McIntyre has written thousands of articles for 24/7 Wall St. He is an expert on corporate finance, the automotive industry, media companies and international finance. He has edited articles on national demographics, sports, personal income and travel.

His work has been quoted or mentioned in The New York Times, The Wall Street Journal, Los Angeles Times, The Washington Post, NBC News, Time, The New Yorker, HuffPost USA Today, Business Insider, Yahoo, AOL, MarketWatch, The Atlantic, Bloomberg, New York Post, Chicago Tribune, Forbes, The Guardian and many other major publications. McIntyre has been a guest on CNBC, the BBC and television and radio stations across the country.

A magna cum laude graduate of Harvard College, McIntyre also was president of The Harvard Advocate. Founded in 1866, the Advocate is the oldest college publication in the United States.

TheStreet.com, Comps.com and Edgar Online are some of the public companies for which McIntyre served on the board of directors.

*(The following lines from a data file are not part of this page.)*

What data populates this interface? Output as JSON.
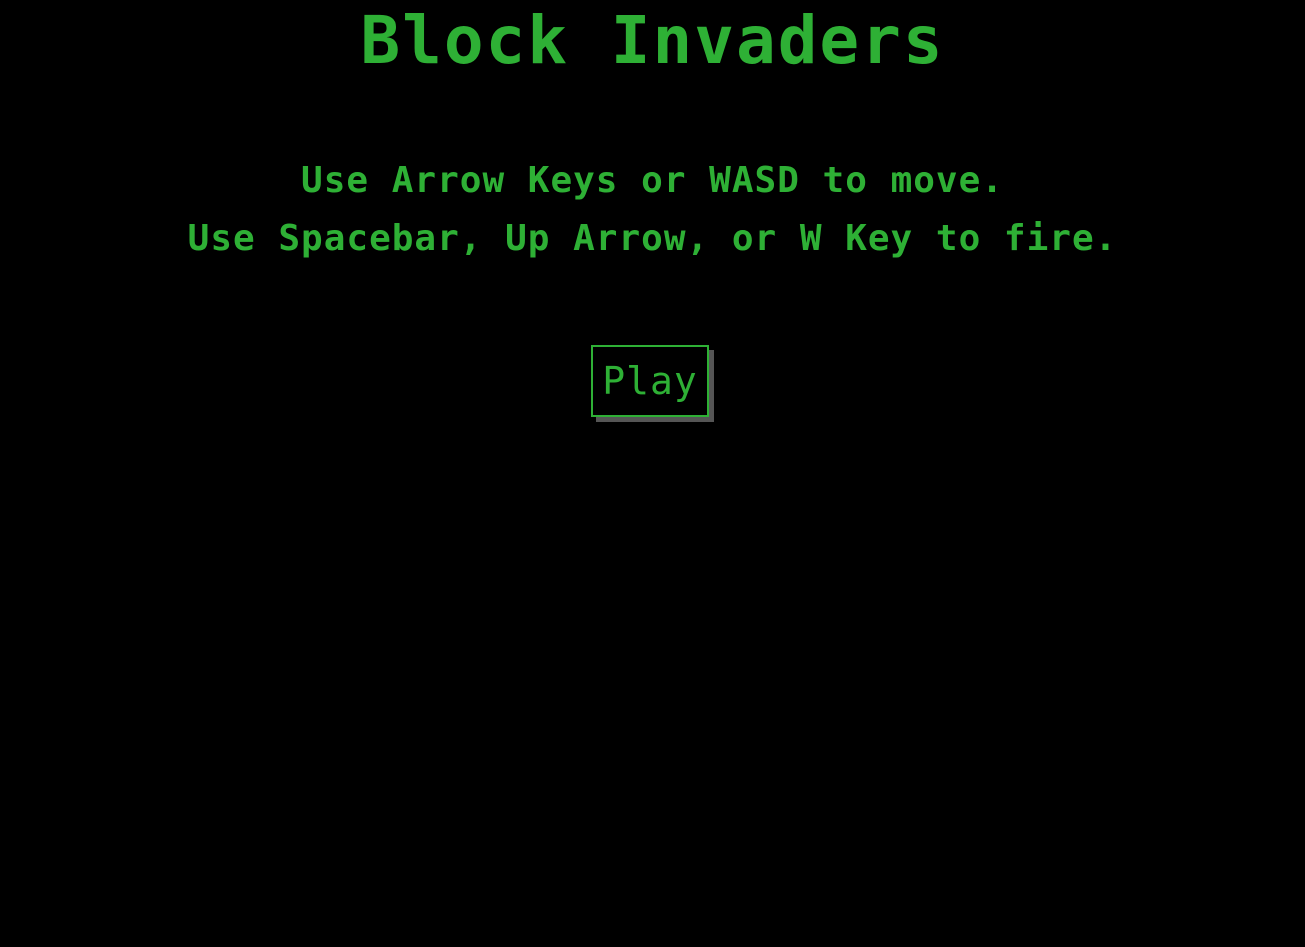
{
  "game": {
    "title": "Block Invaders",
    "accent_color": "#2eb035",
    "background_color": "#000000",
    "shadow_color": "#555555"
  },
  "instructions": {
    "lines": [
      "Use Arrow Keys or WASD to move.",
      "Use Spacebar, Up Arrow, or W Key to fire."
    ]
  },
  "controls": {
    "play_label": "Play"
  }
}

He was a Vicinity Corporation board member when the company was sold to Microsoft in 2002. He served on the audit committees of some of these companies.

McIntyre has been the CEO of FutureSource, a provider of trading terminals and news to commodities and futures traders. He was president of Switchboard, the online phone directory company. He served as chairman and CEO of On2 Technologies, the video compression company that provided video compression software for Adobe’s Flash. Google bought On2 in 2009.